Aku masih ingat pengalaman pertamaku melamar kerja sebagai bidan di sebuah rumah sakit swasta di Jakarta. Rasanya seperti sebuah ritual penuh persiapan. Waktu itu, tepatnya tahun 2011, aku duduk berjam-jam menulis surat lamaran di kertas folio—iya, zaman dulu aku masih membuat lamaran dengan tulisan tangan. Setelah itu, aku menambahkan daftar riwayat hidup sederhana, menempelkan foto 3x4 di pojok kanan atas, lalu mengecek berulang kali apakah semua dokumen sudah lengkap: fotokopi SKL (karena saat itu aku baru lulus kuliah dan ijazah belum keluar), transkrip nilai, dan KTP.
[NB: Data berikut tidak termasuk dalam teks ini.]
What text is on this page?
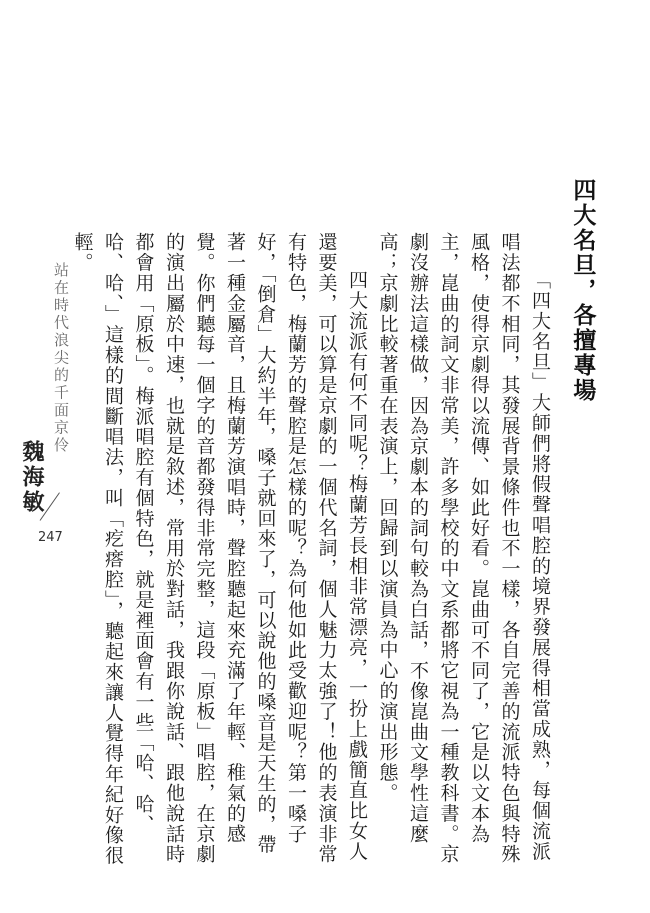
四大名旦，各擅專場

「四大名旦」大師們將假聲唱腔的境界發展得相當成熟，每個流派唱法都不相同，其發展背景條件也不一樣，各自完善的流派特色與特殊風格，使得京劇得以流傳、如此好看。崑曲可不同了，它是以文本為主，崑曲的詞文非常美，許多學校的中文系都將它視為一種教科書。京劇沒辦法這樣做，因為京劇本的詞句較為白話，不像崑曲文學性這麼高；京劇比較著重在表演上，回歸到以演員為中心的演出形態。

四大流派有何不同呢？梅蘭芳長相非常漂亮，一扮上戲簡直比女人還要美，可以算是京劇的一個代名詞，個人魅力太強了！他的表演非常有特色，梅蘭芳的聲腔是怎樣的呢？為何他如此受歡迎呢？第一嗓子好，「倒倉」大約半年，嗓子就回來了，可以說他的嗓音是天生的，帶著一種金屬音，且梅蘭芳演唱時，聲腔聽起來充滿了年輕、稚氣的感覺。你們聽每一個字的音都發得非常完整，這段「原板」唱腔，在京劇的演出屬於中速，也就是敘述，常用於對話，我跟你說話、跟他說話時都會用「原板」。梅派唱腔有個特色，就是裡面會有一些「哈、哈、哈、哈、」這樣的間斷唱法，叫「疙瘩腔」，聽起來讓人覺得年紀好像很輕。

站在時代浪尖的千面京伶
魏海敏
247
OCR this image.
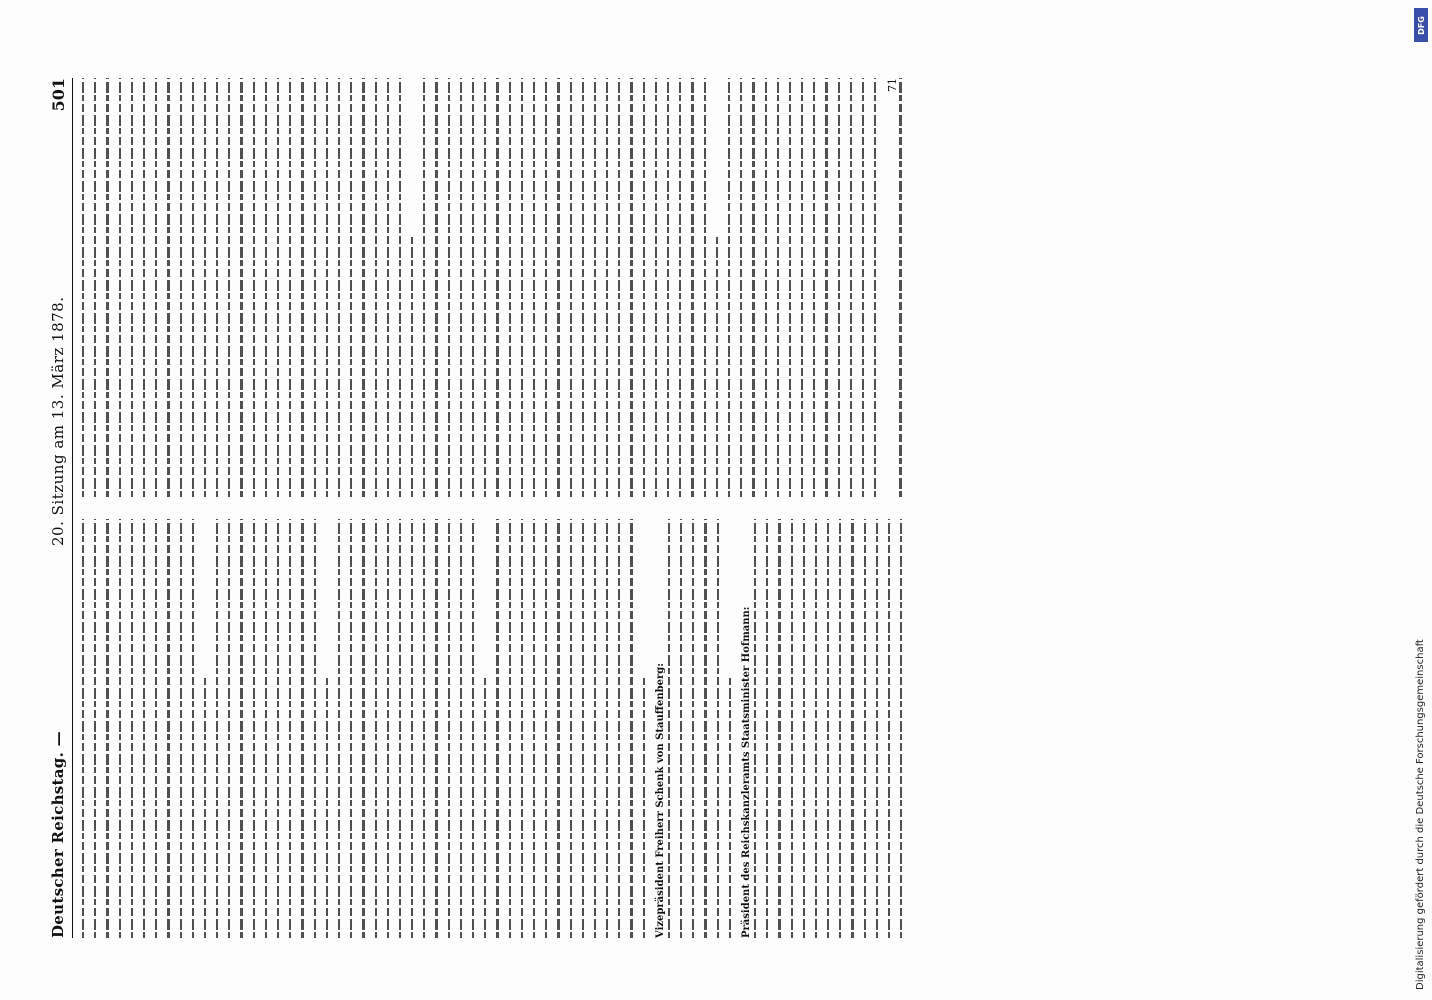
Deutscher Reichstag. —
20. Sitzung am 13. März 1878.
501
Vizepräsident Freiherr Schenk von Stauffenberg:	Präsident des Reichskanzleramts Staatsminister Hofmann:
71
DFG
Digitalisierung gefördert durch die Deutsche Forschungsgemeinschaft
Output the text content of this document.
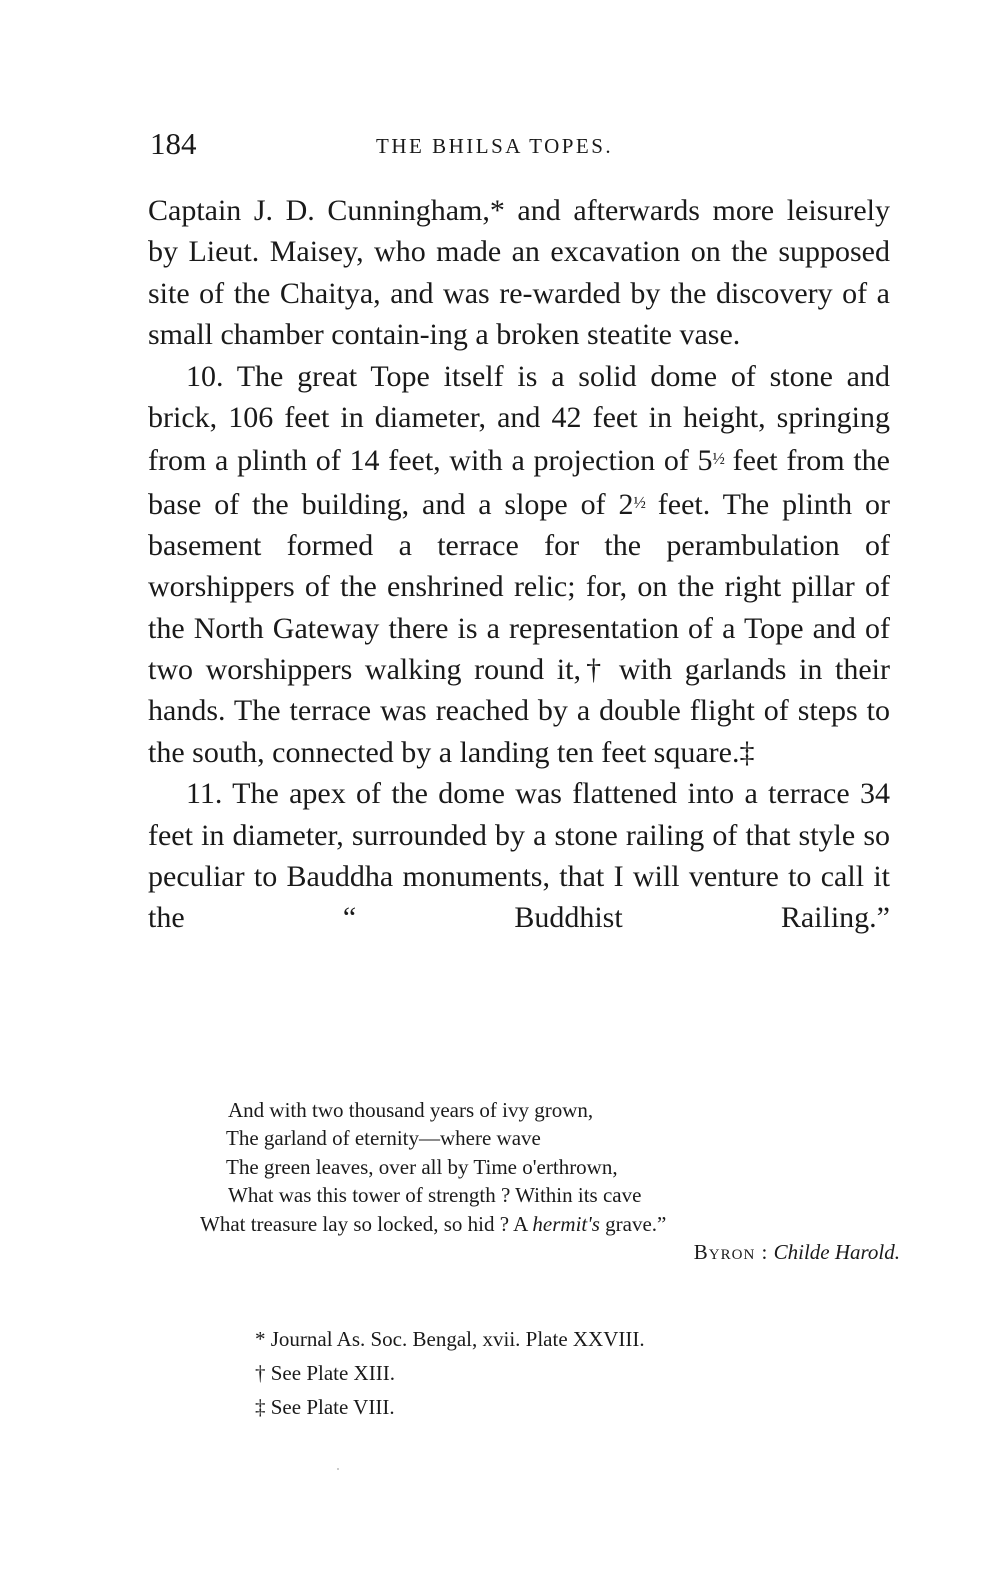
184	THE BHILSA TOPES.

Captain J. D. Cunningham,* and afterwards more leisurely by Lieut. Maisey, who made an excavation on the supposed site of the Chaitya, and was re-warded by the discovery of a small chamber contain-ing a broken steatite vase.

10. The great Tope itself is a solid dome of stone and brick, 106 feet in diameter, and 42 feet in height, springing from a plinth of 14 feet, with a projection of 5½ feet from the base of the building, and a slope of 2½ feet. The plinth or basement formed a terrace for the perambulation of worshippers of the enshrined relic; for, on the right pillar of the North Gateway there is a representation of a Tope and of two worshippers walking round it,† with garlands in their hands. The terrace was reached by a double flight of steps to the south, connected by a landing ten feet square.‡

11. The apex of the dome was flattened into a terrace 34 feet in diameter, surrounded by a stone railing of that style so peculiar to Bauddha monuments, that I will venture to call it the “ Buddhist Railing.”

And with two thousand years of ivy grown,
The garland of eternity—where wave
The green leaves, over all by Time o'erthrown,
What was this tower of strength ? Within its cave
What treasure lay so locked, so hid ? A hermit's grave.”
Byron : Childe Harold.
* Journal As. Soc. Bengal, xvii. Plate XXVIII.
† See Plate XIII.
‡ See Plate VIII.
Semuanya kumasukkan ke dalam map coklat, yang waktu itu seakan jadi “seragam wajib” pelamar kerja. Begitu selesai, aku bawa map itu ke rumah sakit dengan penuh harapan. Tapi bukannya bertemu HRD, map itu justru kutitipkan ke satpam di depan. Dari situ, aku hanya bisa berdoa semoga berkas itu tidak terselip, terbengkalai di meja resepsionis, atau bahkan berakhir di tumpukan map lain yang tak pernah dibuka.
Proses melamar kerja dulu penuh rasa deg-degan. Kita tak pernah tahu apakah lamaran dibaca atau tidak, apakah ada kabar balasan, atau sekadar ucapan “terima kasih sudah melamar”. Kadang berbulan-bulan tak ada kepastian.
Sekarang, zaman benar-benar berubah. LinkedIn hadir sebagai “CV digital” yang bisa diakses siapa saja, kapan saja. Bedanya dengan map coklat yang dulu kutitipkan ke satpam, LinkedIn bisa langsung menampilkan profil ke ratusan recruiter dalam hitungan detik.
LinkedIn sebagai CV Digital
LinkedIn ibarat etalase online: berisi pendidikan, pengalaman kerja, sertifikat, keterampilan, bahkan rekomendasi dari rekan kerja. Kalau dulu sekali submit CV artinya final, di LinkedIn kita bisa memperbarui profil kapan pun dibutuhkan.
Kelebihan Dibanding CV Tradisional
Update cepat: cukup klik, profil langsung berubah.
Mudah ditemukan: recruiter bisa menemukan kita lewat pencarian, bahkan tanpa kita melamar.
Ada interaksi: orang bisa memberi rekomendasi atau komentar di postingan.